Komorowski z radomskim poparciem

Na czele komitetu stanęła minister zdrowia Ewa Kopacz i choć nieobecna podczas prezentacji komitetu - jak zapewnił poseł Radosław Witkowski "jest z nami duchem".
Bronisław Komorowskiego popierają: Krystyna Dzierżanowska, pierwsza
przewodnicząca Rady Miejskiej w Radomiu, obecnie sekretarz Klubu
Inteligencji Katolickiej, Wojciech Gęsiak, architekt, pierwszy
prezydent Radomia po 1989 r., Karol Semik, mazowiecki kurator oświaty, Marek Golka,
nauczyciel, prof. Jerzy Żuchowski i prof. Sławomir Bukowski z
Politechniki Radomskiej, dr Maria Pierzchalska, rektor Wyższej Szkoły Nauk Społecznych i Technicznych, Ewa Zawadzka, dyr. Kolegium Nauczycielskiego w Radomiu prof.

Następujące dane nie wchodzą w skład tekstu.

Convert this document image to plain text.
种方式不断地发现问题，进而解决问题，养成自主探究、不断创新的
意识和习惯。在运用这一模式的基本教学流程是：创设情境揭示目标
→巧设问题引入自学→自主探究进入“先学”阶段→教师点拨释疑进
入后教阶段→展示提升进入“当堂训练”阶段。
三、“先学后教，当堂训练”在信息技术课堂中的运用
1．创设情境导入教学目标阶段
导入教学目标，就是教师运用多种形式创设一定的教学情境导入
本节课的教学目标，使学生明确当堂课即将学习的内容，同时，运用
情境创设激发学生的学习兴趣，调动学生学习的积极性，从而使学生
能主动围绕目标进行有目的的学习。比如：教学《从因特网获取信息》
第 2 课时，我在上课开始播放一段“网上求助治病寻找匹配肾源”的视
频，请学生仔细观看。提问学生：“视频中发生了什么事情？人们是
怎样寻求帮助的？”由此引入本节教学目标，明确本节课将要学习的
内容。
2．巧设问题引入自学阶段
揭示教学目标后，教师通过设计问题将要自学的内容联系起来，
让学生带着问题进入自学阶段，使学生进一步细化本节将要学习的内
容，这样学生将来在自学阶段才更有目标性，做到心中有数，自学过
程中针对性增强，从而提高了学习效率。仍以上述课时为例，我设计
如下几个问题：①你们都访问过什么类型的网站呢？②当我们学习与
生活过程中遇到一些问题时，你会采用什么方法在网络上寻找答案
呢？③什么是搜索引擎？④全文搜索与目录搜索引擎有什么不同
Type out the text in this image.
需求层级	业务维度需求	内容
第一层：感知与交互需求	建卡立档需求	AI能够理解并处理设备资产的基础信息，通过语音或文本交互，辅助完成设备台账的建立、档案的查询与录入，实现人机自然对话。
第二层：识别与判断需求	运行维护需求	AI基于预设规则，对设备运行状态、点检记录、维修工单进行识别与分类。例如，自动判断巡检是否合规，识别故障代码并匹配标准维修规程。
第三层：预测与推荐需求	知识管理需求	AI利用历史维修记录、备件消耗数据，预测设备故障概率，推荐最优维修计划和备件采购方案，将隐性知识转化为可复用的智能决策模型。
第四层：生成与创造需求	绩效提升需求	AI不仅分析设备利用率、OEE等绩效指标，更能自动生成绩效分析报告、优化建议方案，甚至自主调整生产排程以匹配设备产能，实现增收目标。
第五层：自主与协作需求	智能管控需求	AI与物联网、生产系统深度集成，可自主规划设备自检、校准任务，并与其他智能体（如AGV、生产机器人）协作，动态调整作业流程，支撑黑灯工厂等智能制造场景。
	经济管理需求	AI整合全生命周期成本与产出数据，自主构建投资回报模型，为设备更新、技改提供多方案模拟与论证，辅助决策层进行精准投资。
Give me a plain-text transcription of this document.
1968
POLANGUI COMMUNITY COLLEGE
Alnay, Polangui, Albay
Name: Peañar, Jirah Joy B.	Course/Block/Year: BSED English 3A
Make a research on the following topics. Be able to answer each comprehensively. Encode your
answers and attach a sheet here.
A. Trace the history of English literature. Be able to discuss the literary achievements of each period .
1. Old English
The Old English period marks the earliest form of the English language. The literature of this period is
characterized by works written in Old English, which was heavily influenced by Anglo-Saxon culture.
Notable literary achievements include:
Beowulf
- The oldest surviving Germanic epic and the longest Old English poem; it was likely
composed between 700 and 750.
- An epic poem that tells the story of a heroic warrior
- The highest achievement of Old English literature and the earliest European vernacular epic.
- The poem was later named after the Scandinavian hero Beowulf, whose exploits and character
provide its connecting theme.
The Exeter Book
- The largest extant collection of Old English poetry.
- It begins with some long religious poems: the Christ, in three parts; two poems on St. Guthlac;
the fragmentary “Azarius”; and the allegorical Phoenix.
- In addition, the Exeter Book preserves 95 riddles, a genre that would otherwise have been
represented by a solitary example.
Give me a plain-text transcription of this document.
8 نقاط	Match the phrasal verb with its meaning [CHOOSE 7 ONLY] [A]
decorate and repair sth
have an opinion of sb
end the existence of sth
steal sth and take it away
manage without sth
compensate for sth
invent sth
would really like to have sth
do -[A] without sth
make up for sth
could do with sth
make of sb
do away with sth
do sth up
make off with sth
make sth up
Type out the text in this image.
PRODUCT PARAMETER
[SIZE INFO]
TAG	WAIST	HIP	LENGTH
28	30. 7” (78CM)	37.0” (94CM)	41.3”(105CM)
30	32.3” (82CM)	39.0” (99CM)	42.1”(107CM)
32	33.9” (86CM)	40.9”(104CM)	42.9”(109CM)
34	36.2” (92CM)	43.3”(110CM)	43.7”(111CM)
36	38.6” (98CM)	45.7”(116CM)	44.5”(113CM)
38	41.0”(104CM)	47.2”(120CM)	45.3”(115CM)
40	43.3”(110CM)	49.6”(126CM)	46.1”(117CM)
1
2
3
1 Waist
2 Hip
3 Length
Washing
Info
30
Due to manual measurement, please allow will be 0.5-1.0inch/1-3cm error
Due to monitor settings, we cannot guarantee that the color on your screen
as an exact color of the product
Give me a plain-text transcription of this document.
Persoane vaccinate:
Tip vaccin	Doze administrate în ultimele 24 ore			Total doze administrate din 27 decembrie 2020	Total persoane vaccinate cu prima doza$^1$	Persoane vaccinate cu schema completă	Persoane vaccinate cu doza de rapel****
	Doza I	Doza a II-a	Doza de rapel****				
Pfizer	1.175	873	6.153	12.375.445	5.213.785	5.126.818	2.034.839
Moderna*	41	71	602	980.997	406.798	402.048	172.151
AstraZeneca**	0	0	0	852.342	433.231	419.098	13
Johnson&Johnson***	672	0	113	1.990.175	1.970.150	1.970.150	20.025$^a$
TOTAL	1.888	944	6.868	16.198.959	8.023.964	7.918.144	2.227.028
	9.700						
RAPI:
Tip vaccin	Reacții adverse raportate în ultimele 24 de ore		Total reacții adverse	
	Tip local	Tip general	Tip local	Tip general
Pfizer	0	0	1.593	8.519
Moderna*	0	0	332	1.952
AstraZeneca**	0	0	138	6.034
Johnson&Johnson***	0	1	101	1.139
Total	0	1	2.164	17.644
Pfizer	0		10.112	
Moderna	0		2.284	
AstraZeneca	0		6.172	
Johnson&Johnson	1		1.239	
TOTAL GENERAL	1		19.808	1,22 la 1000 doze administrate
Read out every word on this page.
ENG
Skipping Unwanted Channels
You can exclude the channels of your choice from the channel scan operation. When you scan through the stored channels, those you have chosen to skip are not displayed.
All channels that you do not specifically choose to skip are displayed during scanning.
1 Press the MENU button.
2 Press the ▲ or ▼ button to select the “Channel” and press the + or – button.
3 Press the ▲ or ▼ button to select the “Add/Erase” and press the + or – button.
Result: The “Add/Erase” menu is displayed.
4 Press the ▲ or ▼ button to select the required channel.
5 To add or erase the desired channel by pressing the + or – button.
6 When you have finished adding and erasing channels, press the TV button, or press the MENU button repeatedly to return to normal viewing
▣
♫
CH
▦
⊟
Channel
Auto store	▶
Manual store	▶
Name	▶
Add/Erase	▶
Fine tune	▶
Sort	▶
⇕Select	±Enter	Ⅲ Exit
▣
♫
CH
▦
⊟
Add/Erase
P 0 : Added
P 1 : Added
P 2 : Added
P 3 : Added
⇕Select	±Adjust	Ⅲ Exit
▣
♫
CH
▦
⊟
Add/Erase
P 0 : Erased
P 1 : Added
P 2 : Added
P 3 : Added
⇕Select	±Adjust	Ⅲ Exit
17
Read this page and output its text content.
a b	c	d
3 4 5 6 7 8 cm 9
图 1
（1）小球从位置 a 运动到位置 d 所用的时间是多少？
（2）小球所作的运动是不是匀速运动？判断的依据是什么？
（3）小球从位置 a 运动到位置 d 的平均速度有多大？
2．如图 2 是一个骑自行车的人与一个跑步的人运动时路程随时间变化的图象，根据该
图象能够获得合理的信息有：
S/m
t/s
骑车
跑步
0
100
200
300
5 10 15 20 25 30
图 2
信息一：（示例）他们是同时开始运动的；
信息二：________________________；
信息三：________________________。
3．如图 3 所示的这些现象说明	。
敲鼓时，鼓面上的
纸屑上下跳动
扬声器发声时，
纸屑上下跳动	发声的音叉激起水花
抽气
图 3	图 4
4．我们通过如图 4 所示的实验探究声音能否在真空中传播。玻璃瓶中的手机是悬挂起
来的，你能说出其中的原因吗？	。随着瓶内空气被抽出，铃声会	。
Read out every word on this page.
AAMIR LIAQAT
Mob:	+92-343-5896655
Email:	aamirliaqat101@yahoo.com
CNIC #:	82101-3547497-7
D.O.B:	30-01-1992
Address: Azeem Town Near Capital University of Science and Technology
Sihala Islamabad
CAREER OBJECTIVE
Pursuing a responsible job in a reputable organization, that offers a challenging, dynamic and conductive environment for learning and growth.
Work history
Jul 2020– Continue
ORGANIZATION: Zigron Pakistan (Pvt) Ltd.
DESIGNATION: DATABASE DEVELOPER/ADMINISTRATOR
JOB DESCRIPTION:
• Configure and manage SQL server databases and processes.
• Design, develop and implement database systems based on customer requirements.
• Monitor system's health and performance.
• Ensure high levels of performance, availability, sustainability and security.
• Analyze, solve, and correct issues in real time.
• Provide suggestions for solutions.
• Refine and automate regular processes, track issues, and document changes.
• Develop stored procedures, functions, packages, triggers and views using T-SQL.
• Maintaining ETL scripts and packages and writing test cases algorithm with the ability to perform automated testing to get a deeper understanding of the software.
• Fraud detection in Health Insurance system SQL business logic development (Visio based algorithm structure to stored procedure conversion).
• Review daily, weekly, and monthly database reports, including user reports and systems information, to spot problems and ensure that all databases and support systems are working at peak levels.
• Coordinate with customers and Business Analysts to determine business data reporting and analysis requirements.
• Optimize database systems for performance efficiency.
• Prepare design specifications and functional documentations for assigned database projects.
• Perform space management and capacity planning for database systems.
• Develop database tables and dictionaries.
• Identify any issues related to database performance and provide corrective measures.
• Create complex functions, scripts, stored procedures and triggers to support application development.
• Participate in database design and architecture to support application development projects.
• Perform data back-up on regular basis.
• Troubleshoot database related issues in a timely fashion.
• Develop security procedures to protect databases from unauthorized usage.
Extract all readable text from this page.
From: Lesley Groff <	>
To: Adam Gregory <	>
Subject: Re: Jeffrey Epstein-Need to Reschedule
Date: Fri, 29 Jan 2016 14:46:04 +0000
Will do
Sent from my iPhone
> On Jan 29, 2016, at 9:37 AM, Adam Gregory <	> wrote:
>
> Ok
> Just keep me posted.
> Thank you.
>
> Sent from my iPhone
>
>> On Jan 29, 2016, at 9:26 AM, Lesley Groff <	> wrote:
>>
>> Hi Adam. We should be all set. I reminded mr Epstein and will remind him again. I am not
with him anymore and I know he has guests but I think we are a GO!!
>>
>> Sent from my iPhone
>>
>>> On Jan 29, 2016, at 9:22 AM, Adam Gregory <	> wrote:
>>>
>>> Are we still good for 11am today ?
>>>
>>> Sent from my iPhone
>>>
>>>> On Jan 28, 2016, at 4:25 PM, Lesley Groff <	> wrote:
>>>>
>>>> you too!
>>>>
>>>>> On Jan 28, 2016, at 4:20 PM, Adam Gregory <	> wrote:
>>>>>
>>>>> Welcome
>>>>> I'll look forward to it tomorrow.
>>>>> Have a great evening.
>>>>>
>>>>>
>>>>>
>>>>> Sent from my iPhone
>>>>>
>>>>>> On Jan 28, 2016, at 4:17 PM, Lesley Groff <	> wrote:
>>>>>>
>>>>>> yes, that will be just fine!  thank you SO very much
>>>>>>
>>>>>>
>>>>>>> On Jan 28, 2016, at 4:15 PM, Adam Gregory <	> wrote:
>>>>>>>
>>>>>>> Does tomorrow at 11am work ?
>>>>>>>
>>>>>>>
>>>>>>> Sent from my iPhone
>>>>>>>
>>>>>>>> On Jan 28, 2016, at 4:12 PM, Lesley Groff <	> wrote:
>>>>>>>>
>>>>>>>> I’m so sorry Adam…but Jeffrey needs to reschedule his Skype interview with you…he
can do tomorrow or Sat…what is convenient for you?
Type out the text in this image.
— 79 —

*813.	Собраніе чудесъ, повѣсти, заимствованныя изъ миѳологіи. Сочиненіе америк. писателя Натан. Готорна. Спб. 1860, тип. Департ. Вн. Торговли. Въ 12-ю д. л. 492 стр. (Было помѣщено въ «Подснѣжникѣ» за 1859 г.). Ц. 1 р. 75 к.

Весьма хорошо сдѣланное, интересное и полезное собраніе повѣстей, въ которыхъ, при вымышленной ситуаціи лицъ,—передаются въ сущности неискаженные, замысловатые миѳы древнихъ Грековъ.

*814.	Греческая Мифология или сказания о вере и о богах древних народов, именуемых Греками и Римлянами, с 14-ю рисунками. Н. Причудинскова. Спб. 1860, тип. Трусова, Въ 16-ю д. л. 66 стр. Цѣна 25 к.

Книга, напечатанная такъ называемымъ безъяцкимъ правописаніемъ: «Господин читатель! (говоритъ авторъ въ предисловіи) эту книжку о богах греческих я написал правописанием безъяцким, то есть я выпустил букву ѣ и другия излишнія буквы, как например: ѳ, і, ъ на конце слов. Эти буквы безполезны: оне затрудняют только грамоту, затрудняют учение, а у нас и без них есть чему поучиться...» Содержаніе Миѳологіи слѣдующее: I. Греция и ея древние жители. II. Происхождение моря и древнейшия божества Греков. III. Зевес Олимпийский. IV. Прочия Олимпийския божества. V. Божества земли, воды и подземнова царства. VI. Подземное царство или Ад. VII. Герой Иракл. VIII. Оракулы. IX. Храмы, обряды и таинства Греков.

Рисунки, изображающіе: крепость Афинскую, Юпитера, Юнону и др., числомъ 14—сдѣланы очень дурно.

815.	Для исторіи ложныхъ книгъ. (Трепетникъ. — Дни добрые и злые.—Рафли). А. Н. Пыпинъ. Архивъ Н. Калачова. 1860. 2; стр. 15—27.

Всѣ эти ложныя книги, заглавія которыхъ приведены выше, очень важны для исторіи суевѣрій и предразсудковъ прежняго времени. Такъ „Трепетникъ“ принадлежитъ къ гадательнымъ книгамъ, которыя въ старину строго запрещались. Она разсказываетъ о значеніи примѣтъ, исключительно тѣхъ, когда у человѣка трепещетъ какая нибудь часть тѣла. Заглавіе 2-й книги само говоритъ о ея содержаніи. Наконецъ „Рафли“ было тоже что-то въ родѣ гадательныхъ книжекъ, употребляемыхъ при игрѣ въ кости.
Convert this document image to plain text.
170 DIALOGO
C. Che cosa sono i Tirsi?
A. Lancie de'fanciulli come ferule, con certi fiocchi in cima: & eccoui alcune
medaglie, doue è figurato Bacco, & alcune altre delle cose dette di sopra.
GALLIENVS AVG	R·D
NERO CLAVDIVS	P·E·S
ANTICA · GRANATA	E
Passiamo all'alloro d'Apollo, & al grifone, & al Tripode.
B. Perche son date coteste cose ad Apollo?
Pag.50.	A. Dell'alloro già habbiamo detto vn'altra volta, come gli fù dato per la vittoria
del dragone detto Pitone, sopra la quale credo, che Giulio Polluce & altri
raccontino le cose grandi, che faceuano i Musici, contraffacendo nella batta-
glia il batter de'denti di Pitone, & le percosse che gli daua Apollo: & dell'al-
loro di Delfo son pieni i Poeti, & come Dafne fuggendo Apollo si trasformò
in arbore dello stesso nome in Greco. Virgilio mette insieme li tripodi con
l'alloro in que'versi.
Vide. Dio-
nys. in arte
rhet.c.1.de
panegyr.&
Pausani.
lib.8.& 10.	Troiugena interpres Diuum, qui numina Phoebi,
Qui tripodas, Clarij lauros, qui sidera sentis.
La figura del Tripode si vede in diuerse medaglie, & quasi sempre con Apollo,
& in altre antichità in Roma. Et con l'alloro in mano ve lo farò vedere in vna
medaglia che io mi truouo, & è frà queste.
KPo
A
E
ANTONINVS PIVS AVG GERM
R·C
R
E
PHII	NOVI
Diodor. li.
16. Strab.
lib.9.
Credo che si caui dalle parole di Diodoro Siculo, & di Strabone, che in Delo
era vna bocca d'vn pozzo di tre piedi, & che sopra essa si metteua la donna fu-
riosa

Wiesław Wasilewski, były rektor PR, Michał Sulima z samorządu Politechniki, Adam Zieleziński, dyrektor Muzeum im.
Jacka Malczewskiego, Julita Tkaczyk, wielokrotna mistrzyni Polski i
Europy w kick boxingu, Robert Kowalik, dziewięciokrotny mistrz Polski,
brązowy medalista mistrzostw Europy w akrobacji samolotowej, Marcin
Awiżeń, lekkoatleta, zdobywca złotego medalu Igrzysk Paraolimpijskich w
Pekinie, Sławomir Białkowski, wójt Zakrzewa, Sławomir
Stanik, wójt Kowali, Janusz Różycki, starosta powiatu grójeckiego,
Andrzej Oziębło, starosta powiatu białobrzeskiego, Marek Klimek, wójt
gminy potworów, Artur Szewczyk, wójt gminy Ciepielów, Jolanta
Korpetta-Zych, radna rady miejskiej w Radomiu, ludzie biznesu: Ryszard
Szczygielski, prezes Zakładów Automatyki Kombud, Sylwester Strzylak,
prezes Alfa Star, Adam Wasiak, dyrektor Lasów Państwowych, Maria Wasiak,
prawnik i była wicewojewoda radomska, dr Sławomir Narożnik,
dr Tadeusz Kalbarczk, dr Piotr Achremczyk, lek. wet. Marek Mastalerek.
Dlaczego popierają Komorowskiego? - Bo jest dzielnym człowiekiem, przeciwstawiał się totalitarnej władzy wtedy, gdy wymagało to prawdziwej odwagi - na długo przed 1989 rokiem; jest związany z Radomiem od dawna - pomagał radomianom wtedy, gdy za pomoc "warchołom" można było trafić do więzienia; jest jest człowiekiem zgody i kompromisu, jest człowiekiem otwartym na inność - taką jednak, która nie narusza cudzej wolności i odmienności, jest wrażliwy na ludzką krzywdę - wymieniała powody zaangażowania członków komitetu Julita Tkaczyk.